Abstractions in JAX
Originally posted on LinkedIn.
I’m considering making a transition from TensorFlow to JAX and, so far, am loving how effectively the latter exposes low-level behavior while still providing useful abstractions.
For example, the code snippet1 below shows how one can perform gradient descent while utilising multiple devices:
- the gradients are computed on multiple devices
- they are synced across multiple devices and averaged
- the new parameters are computed by adjusting them in a direction opposite to gradient
@functools.partial(jax.pmap, axis_name="num_devices")
def update(params, xs, ys, learning_rate=0.005):
# 1. Compute the gradients on the given minibatch
# (individually on each device).
grads = jax.grad(loss_fn)(params, xs, ys)
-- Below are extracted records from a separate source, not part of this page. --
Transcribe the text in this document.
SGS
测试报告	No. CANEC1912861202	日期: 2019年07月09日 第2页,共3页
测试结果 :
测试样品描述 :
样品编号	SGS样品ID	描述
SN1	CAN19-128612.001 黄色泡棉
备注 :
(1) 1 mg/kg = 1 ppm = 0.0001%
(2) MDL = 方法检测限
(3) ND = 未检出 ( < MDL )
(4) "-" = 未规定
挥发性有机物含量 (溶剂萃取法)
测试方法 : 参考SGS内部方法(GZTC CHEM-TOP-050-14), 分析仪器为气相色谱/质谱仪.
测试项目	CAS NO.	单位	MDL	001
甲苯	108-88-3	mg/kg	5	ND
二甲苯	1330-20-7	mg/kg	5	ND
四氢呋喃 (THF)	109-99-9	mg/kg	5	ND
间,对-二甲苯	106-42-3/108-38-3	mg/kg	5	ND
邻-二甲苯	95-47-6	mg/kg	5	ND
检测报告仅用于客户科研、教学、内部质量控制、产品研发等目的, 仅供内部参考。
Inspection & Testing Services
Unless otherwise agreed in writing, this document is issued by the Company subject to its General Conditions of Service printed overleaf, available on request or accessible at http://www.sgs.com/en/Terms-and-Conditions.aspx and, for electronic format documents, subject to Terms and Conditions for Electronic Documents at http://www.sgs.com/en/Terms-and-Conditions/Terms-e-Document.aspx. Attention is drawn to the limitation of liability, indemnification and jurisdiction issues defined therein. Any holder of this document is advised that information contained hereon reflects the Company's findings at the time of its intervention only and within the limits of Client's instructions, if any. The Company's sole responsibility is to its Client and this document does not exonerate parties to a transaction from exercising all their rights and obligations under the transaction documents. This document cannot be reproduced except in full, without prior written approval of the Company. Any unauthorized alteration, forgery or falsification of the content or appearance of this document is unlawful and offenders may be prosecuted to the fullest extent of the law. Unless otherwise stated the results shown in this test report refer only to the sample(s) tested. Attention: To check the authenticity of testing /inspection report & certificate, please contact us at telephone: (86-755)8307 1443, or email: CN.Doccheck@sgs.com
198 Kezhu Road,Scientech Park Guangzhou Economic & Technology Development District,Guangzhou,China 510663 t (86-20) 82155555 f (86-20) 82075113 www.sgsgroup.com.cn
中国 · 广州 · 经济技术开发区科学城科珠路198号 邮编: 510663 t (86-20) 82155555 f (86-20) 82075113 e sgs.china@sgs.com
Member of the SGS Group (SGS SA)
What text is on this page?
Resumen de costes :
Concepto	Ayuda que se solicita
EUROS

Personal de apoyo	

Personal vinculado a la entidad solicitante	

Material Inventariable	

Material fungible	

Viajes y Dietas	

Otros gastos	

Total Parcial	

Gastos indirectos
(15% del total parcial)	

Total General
# 2. Combine the gradients across all devices
# (by taking their mean).
grads = jax.lax.pmean(grads, axis_name="num_devices")
# 3. Each device performs its own update, but since we
# start with the same params and synchronise gradients,
# the params stay in sync.
new_params = jax.tree_map(
lambda param, g: param - g * learning_rate,
params,
grads,
)
return new_params
adapted from a tutorial by DeepMind’s Vladimir Mikulik and Roman Ring ↩︎